Some songs shine brightest when stripped down to their barest bones. For rising singer-songwriter Stephen Mugford, that rawness becomes the point of entry on Easy To Love (Live) — a tender reimagining of one of the standout tracks from his jazz-centric debut album Palooza Beach.
Where the studio version carried polish, this new live cut carries pulse — the immediacy of a moment that feels as though it could collapse if you breathe too heavily. Mugford leans into fragility, allowing his voice and guitar to stand unguarded, exposing both the cracks and the warmth that make love stories human.
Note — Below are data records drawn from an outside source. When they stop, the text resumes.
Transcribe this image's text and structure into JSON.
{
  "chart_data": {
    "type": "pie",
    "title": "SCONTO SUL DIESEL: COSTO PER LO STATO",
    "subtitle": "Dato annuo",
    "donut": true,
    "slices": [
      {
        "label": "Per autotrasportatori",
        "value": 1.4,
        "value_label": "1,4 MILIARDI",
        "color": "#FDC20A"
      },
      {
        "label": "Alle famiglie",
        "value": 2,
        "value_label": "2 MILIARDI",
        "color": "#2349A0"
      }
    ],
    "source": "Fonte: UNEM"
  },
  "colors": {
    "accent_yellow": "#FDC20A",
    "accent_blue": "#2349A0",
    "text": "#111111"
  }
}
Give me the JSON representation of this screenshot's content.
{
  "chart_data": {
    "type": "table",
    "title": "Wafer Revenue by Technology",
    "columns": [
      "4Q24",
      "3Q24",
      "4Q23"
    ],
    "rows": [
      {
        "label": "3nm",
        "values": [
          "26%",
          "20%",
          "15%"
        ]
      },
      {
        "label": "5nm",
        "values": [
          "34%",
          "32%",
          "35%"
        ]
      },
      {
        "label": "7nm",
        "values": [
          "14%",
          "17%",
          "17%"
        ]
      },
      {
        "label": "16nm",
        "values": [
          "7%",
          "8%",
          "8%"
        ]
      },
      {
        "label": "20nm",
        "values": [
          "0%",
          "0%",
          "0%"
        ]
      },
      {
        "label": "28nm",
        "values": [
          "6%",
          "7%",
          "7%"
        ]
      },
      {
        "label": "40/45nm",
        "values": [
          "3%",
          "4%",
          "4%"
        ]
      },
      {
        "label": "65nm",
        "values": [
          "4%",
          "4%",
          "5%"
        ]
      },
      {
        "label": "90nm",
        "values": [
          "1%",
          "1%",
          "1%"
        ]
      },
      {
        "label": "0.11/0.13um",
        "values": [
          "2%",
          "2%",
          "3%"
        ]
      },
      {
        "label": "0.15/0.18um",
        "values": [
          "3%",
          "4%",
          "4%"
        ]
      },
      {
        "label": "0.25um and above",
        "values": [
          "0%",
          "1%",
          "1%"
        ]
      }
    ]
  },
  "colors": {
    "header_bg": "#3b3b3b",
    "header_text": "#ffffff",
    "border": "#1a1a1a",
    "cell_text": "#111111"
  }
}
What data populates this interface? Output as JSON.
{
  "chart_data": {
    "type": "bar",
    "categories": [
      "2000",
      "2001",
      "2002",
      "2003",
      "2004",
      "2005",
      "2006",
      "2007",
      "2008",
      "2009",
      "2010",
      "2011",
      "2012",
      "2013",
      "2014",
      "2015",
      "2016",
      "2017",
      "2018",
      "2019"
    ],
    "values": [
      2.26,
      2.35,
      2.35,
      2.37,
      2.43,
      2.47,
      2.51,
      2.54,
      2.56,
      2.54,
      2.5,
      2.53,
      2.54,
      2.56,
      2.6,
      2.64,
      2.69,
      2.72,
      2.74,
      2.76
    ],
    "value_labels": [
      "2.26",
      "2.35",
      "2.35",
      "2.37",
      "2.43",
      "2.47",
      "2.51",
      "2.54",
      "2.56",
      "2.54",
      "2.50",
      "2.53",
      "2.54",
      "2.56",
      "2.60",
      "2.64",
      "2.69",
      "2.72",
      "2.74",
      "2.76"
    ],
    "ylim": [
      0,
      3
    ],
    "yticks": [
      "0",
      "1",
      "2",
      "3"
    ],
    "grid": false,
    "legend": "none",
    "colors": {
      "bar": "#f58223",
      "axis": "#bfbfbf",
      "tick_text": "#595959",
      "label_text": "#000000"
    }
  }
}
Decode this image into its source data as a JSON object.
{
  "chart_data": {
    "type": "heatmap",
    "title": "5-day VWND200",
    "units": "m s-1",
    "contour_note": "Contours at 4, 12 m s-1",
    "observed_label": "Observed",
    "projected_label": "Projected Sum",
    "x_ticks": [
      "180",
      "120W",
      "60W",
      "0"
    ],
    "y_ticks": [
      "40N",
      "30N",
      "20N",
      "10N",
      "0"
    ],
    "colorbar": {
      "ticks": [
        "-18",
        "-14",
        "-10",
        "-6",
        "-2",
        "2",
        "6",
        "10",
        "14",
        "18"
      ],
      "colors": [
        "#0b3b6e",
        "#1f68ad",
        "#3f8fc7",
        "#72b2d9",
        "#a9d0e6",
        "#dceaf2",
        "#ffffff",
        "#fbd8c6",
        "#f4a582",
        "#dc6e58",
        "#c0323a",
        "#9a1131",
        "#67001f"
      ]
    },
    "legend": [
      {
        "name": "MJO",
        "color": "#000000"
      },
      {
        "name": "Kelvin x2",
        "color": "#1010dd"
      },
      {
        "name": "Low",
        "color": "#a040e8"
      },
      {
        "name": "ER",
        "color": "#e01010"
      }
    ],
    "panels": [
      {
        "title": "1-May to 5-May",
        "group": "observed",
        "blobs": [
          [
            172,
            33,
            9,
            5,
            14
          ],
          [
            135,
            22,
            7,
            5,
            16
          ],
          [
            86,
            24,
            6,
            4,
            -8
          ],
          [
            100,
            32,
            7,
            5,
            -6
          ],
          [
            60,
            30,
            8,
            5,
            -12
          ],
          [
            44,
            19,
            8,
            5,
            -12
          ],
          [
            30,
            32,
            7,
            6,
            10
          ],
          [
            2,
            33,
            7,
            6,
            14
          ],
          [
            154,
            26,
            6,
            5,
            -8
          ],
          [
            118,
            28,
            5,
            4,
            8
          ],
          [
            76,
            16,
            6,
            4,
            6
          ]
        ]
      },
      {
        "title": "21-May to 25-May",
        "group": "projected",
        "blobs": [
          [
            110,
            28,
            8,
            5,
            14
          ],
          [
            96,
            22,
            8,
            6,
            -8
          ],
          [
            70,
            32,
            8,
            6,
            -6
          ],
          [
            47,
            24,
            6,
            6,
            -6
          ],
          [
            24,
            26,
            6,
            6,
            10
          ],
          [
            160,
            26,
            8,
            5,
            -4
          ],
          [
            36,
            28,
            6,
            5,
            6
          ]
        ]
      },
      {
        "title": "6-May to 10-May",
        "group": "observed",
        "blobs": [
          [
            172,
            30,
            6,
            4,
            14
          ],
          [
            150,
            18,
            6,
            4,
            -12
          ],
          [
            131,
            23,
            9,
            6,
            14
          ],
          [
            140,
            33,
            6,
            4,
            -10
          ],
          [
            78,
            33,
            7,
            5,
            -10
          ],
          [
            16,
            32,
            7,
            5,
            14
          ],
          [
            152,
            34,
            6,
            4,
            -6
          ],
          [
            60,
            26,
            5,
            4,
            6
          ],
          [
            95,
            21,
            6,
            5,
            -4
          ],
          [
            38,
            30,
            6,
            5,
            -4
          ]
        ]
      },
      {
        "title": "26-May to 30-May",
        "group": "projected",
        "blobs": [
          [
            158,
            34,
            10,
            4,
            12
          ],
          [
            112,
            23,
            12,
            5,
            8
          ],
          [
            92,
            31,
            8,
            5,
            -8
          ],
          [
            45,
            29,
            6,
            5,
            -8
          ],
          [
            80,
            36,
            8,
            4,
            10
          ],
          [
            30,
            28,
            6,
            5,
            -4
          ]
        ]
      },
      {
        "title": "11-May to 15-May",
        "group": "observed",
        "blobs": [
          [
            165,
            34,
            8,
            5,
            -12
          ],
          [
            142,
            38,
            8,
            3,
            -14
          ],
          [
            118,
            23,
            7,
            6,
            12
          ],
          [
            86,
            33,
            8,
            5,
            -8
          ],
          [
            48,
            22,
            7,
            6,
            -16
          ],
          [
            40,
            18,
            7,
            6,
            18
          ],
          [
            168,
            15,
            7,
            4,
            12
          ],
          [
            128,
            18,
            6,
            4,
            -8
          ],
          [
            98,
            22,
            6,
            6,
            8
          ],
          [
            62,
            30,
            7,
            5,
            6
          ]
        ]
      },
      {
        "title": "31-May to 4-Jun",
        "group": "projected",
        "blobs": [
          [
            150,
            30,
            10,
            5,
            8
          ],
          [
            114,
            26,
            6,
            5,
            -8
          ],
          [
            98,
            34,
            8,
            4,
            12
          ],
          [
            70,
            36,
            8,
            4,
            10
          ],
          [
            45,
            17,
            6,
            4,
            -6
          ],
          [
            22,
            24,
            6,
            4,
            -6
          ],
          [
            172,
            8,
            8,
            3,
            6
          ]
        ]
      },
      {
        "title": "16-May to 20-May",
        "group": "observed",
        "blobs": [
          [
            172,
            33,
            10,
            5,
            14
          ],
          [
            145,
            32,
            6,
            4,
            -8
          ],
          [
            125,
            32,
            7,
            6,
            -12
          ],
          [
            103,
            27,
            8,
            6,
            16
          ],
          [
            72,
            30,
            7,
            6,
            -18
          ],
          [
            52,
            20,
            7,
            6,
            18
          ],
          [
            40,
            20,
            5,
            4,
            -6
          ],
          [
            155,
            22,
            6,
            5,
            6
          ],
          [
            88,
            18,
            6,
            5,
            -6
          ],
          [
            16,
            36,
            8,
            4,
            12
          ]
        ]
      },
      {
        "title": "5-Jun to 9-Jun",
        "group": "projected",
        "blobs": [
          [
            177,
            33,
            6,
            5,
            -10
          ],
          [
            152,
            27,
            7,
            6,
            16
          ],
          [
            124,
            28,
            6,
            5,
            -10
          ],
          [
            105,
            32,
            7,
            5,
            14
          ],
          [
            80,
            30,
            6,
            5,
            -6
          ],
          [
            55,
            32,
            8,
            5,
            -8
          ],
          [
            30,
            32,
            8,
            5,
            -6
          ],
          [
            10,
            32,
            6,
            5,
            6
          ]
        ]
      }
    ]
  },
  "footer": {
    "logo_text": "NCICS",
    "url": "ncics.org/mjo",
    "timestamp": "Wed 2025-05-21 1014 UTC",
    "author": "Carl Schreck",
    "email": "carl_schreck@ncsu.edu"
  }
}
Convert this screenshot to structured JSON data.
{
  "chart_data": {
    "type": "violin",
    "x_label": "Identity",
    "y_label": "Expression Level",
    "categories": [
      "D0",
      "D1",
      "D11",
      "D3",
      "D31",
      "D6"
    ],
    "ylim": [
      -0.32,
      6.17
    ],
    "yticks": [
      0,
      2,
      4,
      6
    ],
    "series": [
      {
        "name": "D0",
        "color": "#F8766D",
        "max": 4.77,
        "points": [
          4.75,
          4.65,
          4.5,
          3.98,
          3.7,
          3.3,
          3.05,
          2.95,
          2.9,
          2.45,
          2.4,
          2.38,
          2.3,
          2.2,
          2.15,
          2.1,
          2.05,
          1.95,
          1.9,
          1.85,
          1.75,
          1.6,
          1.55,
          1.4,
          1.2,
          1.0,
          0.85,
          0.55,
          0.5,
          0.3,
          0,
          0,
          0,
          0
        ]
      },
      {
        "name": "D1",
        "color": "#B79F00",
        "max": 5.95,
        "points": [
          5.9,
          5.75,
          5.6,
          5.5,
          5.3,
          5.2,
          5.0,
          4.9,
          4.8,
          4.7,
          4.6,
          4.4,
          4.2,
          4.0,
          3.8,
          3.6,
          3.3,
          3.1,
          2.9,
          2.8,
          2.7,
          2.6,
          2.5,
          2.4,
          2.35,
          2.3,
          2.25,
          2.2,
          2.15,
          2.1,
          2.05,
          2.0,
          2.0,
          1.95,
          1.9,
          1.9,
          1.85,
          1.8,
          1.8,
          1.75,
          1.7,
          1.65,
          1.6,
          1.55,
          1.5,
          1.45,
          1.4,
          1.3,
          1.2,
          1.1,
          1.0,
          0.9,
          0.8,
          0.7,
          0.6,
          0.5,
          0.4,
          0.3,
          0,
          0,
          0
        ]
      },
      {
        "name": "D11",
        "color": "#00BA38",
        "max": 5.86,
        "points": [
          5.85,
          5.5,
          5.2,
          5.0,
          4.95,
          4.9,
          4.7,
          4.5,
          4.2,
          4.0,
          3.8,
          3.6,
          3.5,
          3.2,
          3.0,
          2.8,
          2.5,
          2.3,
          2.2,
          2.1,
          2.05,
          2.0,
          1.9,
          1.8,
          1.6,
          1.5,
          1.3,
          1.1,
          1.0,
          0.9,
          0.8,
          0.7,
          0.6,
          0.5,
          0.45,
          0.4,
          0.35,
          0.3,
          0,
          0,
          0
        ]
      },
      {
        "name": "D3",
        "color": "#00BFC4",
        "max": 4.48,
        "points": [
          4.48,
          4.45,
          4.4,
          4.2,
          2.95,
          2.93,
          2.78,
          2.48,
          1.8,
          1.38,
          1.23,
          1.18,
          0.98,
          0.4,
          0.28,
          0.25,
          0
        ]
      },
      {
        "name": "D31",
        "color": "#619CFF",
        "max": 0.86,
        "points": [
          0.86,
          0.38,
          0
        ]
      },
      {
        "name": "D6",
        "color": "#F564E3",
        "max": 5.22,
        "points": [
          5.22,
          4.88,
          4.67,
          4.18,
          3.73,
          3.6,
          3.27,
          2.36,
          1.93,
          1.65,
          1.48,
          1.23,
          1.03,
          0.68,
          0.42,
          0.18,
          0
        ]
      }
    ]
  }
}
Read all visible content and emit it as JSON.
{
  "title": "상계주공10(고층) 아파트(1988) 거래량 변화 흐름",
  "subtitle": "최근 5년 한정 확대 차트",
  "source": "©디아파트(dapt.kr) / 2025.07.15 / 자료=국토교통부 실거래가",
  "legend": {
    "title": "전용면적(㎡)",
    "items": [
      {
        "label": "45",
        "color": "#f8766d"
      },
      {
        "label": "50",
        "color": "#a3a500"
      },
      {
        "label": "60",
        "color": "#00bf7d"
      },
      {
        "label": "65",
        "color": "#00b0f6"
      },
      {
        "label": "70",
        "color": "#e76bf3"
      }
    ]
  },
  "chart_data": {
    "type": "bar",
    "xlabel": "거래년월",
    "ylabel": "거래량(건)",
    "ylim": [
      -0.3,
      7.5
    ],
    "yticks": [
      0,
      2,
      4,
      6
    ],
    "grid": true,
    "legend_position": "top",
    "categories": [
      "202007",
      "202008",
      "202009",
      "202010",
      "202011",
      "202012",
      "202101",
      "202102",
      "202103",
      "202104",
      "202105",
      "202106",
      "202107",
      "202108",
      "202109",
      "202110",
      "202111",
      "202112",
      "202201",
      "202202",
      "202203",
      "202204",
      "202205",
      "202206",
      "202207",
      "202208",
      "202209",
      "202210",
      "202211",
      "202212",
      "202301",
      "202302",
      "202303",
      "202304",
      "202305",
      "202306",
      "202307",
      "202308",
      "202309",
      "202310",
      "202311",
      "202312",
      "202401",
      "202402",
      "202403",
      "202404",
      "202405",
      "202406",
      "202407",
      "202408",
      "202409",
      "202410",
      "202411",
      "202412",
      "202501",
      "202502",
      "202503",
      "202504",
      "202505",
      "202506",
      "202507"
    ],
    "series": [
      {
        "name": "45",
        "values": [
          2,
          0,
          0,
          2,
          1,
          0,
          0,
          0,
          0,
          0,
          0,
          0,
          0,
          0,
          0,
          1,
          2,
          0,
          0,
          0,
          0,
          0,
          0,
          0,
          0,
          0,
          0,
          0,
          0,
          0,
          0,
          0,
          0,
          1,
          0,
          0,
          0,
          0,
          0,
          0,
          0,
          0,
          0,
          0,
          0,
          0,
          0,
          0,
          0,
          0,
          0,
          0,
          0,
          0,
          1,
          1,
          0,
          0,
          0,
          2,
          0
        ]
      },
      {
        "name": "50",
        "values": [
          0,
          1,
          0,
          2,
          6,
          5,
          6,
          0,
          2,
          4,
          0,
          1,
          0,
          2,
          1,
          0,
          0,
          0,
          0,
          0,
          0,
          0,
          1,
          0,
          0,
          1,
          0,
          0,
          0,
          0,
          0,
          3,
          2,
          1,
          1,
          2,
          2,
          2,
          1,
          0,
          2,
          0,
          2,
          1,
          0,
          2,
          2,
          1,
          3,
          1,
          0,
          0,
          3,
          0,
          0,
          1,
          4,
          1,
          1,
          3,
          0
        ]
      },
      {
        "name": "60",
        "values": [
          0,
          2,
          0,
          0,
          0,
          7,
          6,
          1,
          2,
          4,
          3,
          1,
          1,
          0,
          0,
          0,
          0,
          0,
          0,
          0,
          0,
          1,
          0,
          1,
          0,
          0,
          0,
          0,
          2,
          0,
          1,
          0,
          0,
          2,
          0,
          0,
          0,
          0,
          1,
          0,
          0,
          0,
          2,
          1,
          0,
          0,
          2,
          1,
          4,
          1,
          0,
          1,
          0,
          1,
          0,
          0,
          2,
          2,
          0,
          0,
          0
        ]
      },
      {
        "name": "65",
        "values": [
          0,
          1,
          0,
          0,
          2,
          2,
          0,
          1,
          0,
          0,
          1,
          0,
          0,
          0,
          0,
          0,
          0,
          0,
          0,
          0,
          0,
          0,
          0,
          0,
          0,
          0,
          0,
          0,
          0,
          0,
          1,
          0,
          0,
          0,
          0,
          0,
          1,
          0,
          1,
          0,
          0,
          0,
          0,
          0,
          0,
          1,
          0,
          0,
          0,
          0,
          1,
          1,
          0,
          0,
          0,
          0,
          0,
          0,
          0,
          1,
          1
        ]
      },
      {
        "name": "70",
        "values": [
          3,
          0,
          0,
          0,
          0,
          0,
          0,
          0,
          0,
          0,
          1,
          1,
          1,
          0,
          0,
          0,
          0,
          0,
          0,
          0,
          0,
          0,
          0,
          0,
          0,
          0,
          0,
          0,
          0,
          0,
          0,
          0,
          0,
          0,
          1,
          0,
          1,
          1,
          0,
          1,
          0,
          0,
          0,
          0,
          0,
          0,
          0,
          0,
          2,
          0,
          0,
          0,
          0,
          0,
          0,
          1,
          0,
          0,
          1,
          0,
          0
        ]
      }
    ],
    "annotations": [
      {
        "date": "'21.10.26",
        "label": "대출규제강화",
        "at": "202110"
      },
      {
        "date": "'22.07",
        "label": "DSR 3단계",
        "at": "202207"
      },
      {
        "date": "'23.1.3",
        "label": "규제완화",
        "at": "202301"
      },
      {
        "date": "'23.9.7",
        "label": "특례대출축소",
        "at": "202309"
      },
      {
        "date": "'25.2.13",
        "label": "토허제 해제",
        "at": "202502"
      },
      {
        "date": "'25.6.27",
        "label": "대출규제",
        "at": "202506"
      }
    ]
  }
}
Guided by the melodic ease of Jason Mraz, the timeless lyricism of Paul McCartney, and the earthy tenderness of Willie Nelson, Mugford doesn’t perform love as a grandiose spectacle. Instead, he offers it as a lived-in truth — imperfect, fleeting, but deeply resonant. The result is a track that feels destined for late-night playlists and romantic soundtracks, its acoustic lilt carrying more intimacy than ornamentation ever could.
This is just the first glimpse of what Mugford is shaping for his forthcoming live EP. Upcoming singles like Wild Things (an ode to his children) and Runnin’ (a meditation on aging with his wife, written in a lightning seven minutes) promise to expand the emotional palette. With each release, Mugford proves that vulnerability doesn’t weaken a song — it strengthens it, grounding it in the kind of truth that lingers.
As he steps further into this stripped-back territory, Mugford cements himself as a songwriter who thrives in the unvarnished. Easy To Love (Live) doesn’t just capture a performance — it captures the kind of fleeting, imperfect magic that reminds us why we return to music in the first place.
Verdict: Intimate, unguarded, and quietly powerful — Stephen Mugford turns simplicity into transcendence.